Size: (sheet) 21.5 x 40.3 cm
Inscribed in the plate below the image borderline: (left) D … [?] iné par Mr. Moitte. Sculpteur”; (right) “Gravé par Mr Ridé”
Rijksmuseum has several other prints from the same series, see: http://hdl.handle.net/10934/RM0001.COLLECT.453538 and http://hdl.handle.net/10934/RM0001.COLLECT.452769
Condition: crisp and well-printed impression with very little wear to the plate, but the sheet shows signs of handling, especially on the text line and there are remnants and thinness from previous mounting (verso); otherwise the print is in good condition (i.e. there are no stains, holes, folds, significant abrasions or foxing).
I am selling this velvety rich print referencing the style of antique bas-reliefs and a style famously adopted by Wedgewood for their Jasperware ceramics, for AU$103 (currently US$81.28/EUR69.19/GBP62.48 at the time of this listing) including postage and handling to anywhere in the world.
If you are interested in purchasing this classically inspired print, please contact me (email@example.com) and I will send you a PayPal invoice to make the payment easy.
This print has been sold
I must say that finding information about the printmaker who has inscribed his name on this plate as “Mr Ridé” is not easy—especially since my favourite online research source, The British Museum, is displaying an apology for having technical difficulties at the moment.

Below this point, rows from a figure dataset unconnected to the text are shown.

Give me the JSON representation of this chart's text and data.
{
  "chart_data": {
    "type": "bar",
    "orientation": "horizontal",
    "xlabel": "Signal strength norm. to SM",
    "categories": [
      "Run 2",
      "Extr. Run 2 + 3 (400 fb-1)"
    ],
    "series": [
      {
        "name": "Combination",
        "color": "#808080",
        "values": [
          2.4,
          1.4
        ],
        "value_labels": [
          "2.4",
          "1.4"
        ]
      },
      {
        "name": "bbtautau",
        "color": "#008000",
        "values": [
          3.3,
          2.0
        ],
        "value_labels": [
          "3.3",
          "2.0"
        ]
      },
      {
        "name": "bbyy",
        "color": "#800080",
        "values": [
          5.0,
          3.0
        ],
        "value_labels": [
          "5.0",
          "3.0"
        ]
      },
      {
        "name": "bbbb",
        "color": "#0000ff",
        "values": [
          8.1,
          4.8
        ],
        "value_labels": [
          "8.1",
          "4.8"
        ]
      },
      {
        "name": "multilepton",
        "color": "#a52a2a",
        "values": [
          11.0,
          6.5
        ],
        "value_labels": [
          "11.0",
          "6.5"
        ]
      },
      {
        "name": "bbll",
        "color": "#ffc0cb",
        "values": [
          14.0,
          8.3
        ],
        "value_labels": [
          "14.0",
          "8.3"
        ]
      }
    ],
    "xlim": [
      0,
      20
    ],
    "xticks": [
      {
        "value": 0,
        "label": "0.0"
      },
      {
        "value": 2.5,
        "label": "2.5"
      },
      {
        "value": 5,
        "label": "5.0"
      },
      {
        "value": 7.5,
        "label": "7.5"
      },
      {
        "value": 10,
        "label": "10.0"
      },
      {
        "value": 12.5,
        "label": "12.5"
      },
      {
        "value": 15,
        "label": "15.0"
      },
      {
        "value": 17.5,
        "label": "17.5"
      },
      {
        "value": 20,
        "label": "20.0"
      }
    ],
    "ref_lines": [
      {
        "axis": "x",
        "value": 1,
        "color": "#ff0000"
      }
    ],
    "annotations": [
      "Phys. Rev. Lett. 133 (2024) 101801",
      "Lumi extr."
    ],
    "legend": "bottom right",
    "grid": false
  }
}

Even the usually dependable sources such as Arthur M Hind’s (1923) “A History of Engraving & Etching” let me down as there is no mention of this artist. Nevertheless, Nagler in “Kunstler-Lexicon” advises that Ridé lived in the latter half of the eighteenth century. Moreover, J Herbert Slater (1912) in my very weary looking volume, “Engravings and Their Value”, suggests that Ridé was “active from about 1780 to 1790, during which period he produced a considerable number of prints, chiefly portraits many of which are in colours” (pp. 569–70). For those who like completely unhelpful information, Slater proposes—mindful that he is referring to an art market in 1912—that Ridé’s print, “Apollo and the Muses, after Boizot”, is good value at 14 shillings.